Arnold, who has no direct background in agriculture and says she’s two generations removed from farming, encourages women to give the traditionally male-dominated industry a try.
“I live in a suburban area, and I’m a pig farmer, quietly managing a 4,000-head sow farm,” she said. “I encourage women to try new things, because that’s what I did – I tried something new and fell in love with it.
I want to bring my daughter up in a world where she … knows where her food comes from and how.
“Obviously, it’s a male-dominated industry, but it’s slowly evolving and they’re catching up,” she said. “I just trained another female who has stepped up to management, and there are three of us now in various other positions. It’s really encouraging, because it’s long been only a man can bring home the bacon, but we can do it and want to do it.

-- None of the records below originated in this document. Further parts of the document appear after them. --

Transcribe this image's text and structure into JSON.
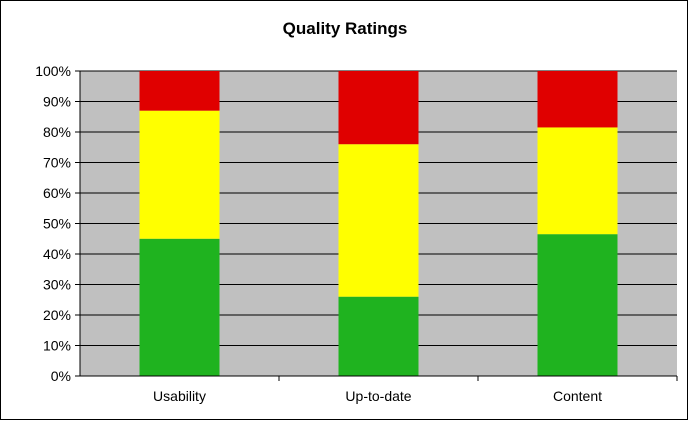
{
  "chart_data": {
    "type": "bar",
    "stacked": true,
    "percent_stacked": true,
    "title": "Quality Ratings",
    "xlabel": "",
    "ylabel": "",
    "categories": [
      "Usability",
      "Up-to-date",
      "Content"
    ],
    "series": [
      {
        "color": "#1fb31f",
        "values": [
          45,
          26,
          46.5
        ]
      },
      {
        "color": "#ffff00",
        "values": [
          42,
          50,
          35
        ]
      },
      {
        "color": "#e00000",
        "values": [
          13,
          24,
          18.5
        ]
      }
    ],
    "ylim": [
      0,
      100
    ],
    "yticks": [
      "0%",
      "10%",
      "20%",
      "30%",
      "40%",
      "50%",
      "60%",
      "70%",
      "80%",
      "90%",
      "100%"
    ],
    "grid": true,
    "legend": "none",
    "plot_background": "#c0c0c0"
  }
}
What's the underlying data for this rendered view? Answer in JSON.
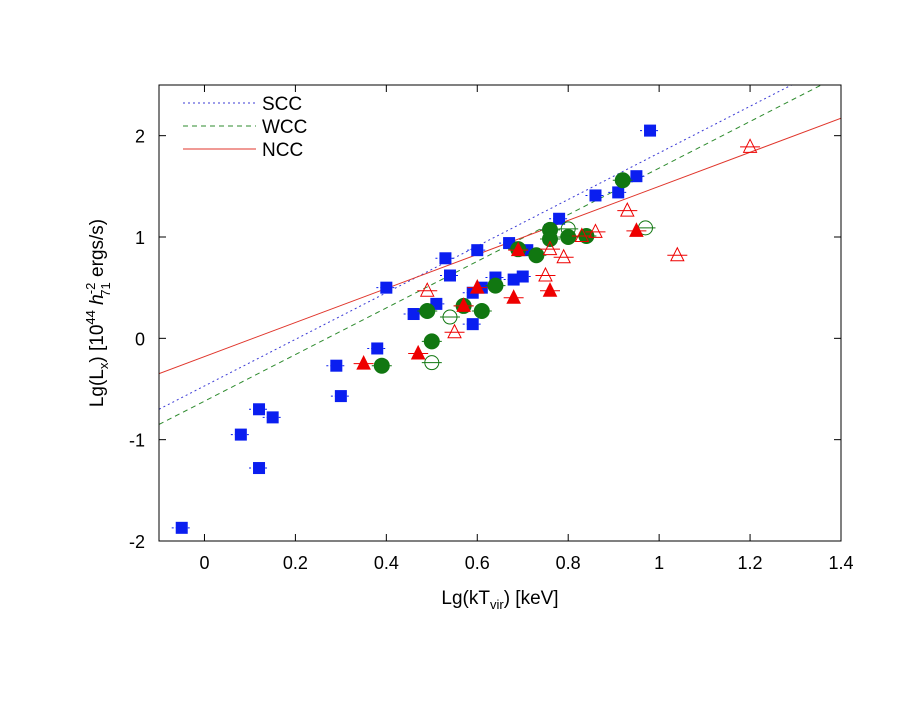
{
  "chart_data": {
    "type": "scatter",
    "xlabel": "Lg(kT",
    "xlabel_sub": "vir",
    "xlabel_tail": ") [keV]",
    "ylabel_main": "Lg(L",
    "ylabel_sub": "x",
    "ylabel_mid": ") [10",
    "ylabel_sup": "44",
    "ylabel_h": " h",
    "ylabel_hsup": "-2",
    "ylabel_hsub": "71",
    "ylabel_tail": " ergs/s)",
    "xlim": [
      -0.1,
      1.4
    ],
    "ylim": [
      -2,
      2.5
    ],
    "xticks": [
      0,
      0.2,
      0.4,
      0.6,
      0.8,
      1,
      1.2,
      1.4
    ],
    "xtick_labels": [
      "0",
      "0.2",
      "0.4",
      "0.6",
      "0.8",
      "1",
      "1.2",
      "1.4"
    ],
    "yticks": [
      -2,
      -1,
      0,
      1,
      2
    ],
    "ytick_labels": [
      "-2",
      "-1",
      "0",
      "1",
      "2"
    ],
    "grid": false,
    "legend_position": "top-left",
    "lines": [
      {
        "name": "SCC",
        "slope": 2.3,
        "intercept": -0.47,
        "color": "#3b3bd6",
        "dash": "2,3"
      },
      {
        "name": "WCC",
        "slope": 2.3,
        "intercept": -0.62,
        "color": "#2e8b2e",
        "dash": "5,4"
      },
      {
        "name": "NCC",
        "slope": 1.68,
        "intercept": -0.18,
        "color": "#e0352b",
        "dash": ""
      }
    ],
    "series": [
      {
        "group": "SCC",
        "marker": "square",
        "filled": true,
        "color": "#0a1ef0",
        "points": [
          [
            -0.05,
            -1.87
          ],
          [
            0.08,
            -0.95
          ],
          [
            0.12,
            -0.7
          ],
          [
            0.12,
            -1.28
          ],
          [
            0.15,
            -0.78
          ],
          [
            0.29,
            -0.27
          ],
          [
            0.3,
            -0.57
          ],
          [
            0.38,
            -0.1
          ],
          [
            0.4,
            0.5
          ],
          [
            0.46,
            0.24
          ],
          [
            0.51,
            0.34
          ],
          [
            0.53,
            0.79
          ],
          [
            0.54,
            0.62
          ],
          [
            0.59,
            0.14
          ],
          [
            0.59,
            0.45
          ],
          [
            0.6,
            0.87
          ],
          [
            0.61,
            0.5
          ],
          [
            0.64,
            0.6
          ],
          [
            0.67,
            0.94
          ],
          [
            0.68,
            0.58
          ],
          [
            0.7,
            0.61
          ],
          [
            0.71,
            0.87
          ],
          [
            0.76,
            1.07
          ],
          [
            0.78,
            1.18
          ],
          [
            0.86,
            1.41
          ],
          [
            0.91,
            1.44
          ],
          [
            0.95,
            1.6
          ],
          [
            0.98,
            2.05
          ]
        ]
      },
      {
        "group": "WCC",
        "marker": "circle",
        "filled": true,
        "color": "#117711",
        "points": [
          [
            0.39,
            -0.27
          ],
          [
            0.49,
            0.27
          ],
          [
            0.5,
            -0.03
          ],
          [
            0.57,
            0.32
          ],
          [
            0.61,
            0.27
          ],
          [
            0.64,
            0.52
          ],
          [
            0.69,
            0.88
          ],
          [
            0.73,
            0.82
          ],
          [
            0.76,
            1.07
          ],
          [
            0.76,
            0.98
          ],
          [
            0.8,
            1.0
          ],
          [
            0.84,
            1.01
          ],
          [
            0.92,
            1.56
          ]
        ]
      },
      {
        "group": "WCC",
        "marker": "circle",
        "filled": false,
        "color": "#117711",
        "points": [
          [
            0.5,
            -0.24
          ],
          [
            0.54,
            0.21
          ],
          [
            0.8,
            1.08
          ],
          [
            0.97,
            1.09
          ]
        ]
      },
      {
        "group": "NCC",
        "marker": "triangle",
        "filled": true,
        "color": "#ee0000",
        "points": [
          [
            0.35,
            -0.25
          ],
          [
            0.47,
            -0.15
          ],
          [
            0.57,
            0.32
          ],
          [
            0.6,
            0.5
          ],
          [
            0.68,
            0.4
          ],
          [
            0.69,
            0.87
          ],
          [
            0.76,
            0.47
          ],
          [
            0.95,
            1.06
          ]
        ]
      },
      {
        "group": "NCC",
        "marker": "triangle",
        "filled": false,
        "color": "#ee0000",
        "points": [
          [
            0.49,
            0.47
          ],
          [
            0.55,
            0.06
          ],
          [
            0.75,
            0.62
          ],
          [
            0.76,
            0.88
          ],
          [
            0.79,
            0.8
          ],
          [
            0.83,
            1.01
          ],
          [
            0.86,
            1.05
          ],
          [
            0.93,
            1.26
          ],
          [
            1.04,
            0.82
          ],
          [
            1.2,
            1.89
          ]
        ]
      }
    ]
  }
}
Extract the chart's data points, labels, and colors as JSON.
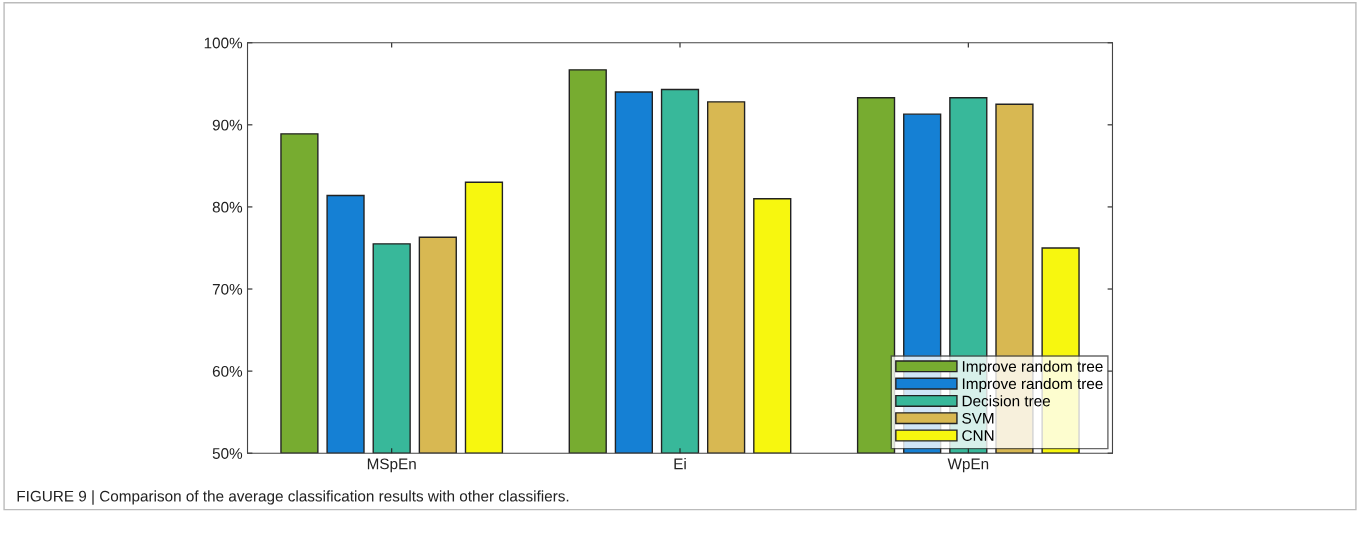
{
  "chart_data": {
    "type": "bar",
    "categories": [
      "MSpEn",
      "Ei",
      "WpEn"
    ],
    "series": [
      {
        "name": "Improve random tree",
        "color": "#77ac30",
        "values": [
          88.9,
          96.7,
          93.3
        ]
      },
      {
        "name": "Improve random tree",
        "color": "#1580d4",
        "values": [
          81.4,
          94.0,
          91.3
        ]
      },
      {
        "name": "Decision tree",
        "color": "#38b89a",
        "values": [
          75.5,
          94.3,
          93.3
        ]
      },
      {
        "name": "SVM",
        "color": "#d8b852",
        "values": [
          76.3,
          92.8,
          92.5
        ]
      },
      {
        "name": "CNN",
        "color": "#f7f70f",
        "values": [
          83.0,
          81.0,
          75.0
        ]
      }
    ],
    "ylim": [
      50,
      100
    ],
    "yticks": [
      {
        "value": 50,
        "label": "50%"
      },
      {
        "value": 60,
        "label": "60%"
      },
      {
        "value": 70,
        "label": "70%"
      },
      {
        "value": 80,
        "label": "80%"
      },
      {
        "value": 90,
        "label": "90%"
      },
      {
        "value": 100,
        "label": "100%"
      }
    ],
    "grid": false,
    "legend": "bottom right",
    "annotations": [
      "FIGURE 9 | Comparison of the average classification results with other classifiers."
    ]
  }
}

“It’s a very rigorous job, and it’s empowering to know I can do that,” she said. “I have a good job, benefits, a company truck and I enjoy having a product to offer my neighbors.”
Her career comes with hardships, she added, but they’re worth it.
“My daughter is only 8 months old, but my hope for her is that she will enjoy what I do and follow in my footsteps or in another non-traditional career,” Arnold said. “I want people to know there is success in trades and agriculture, and I want to bring her up in a world where she’s educated about agriculture and knows where her food comes from and how.”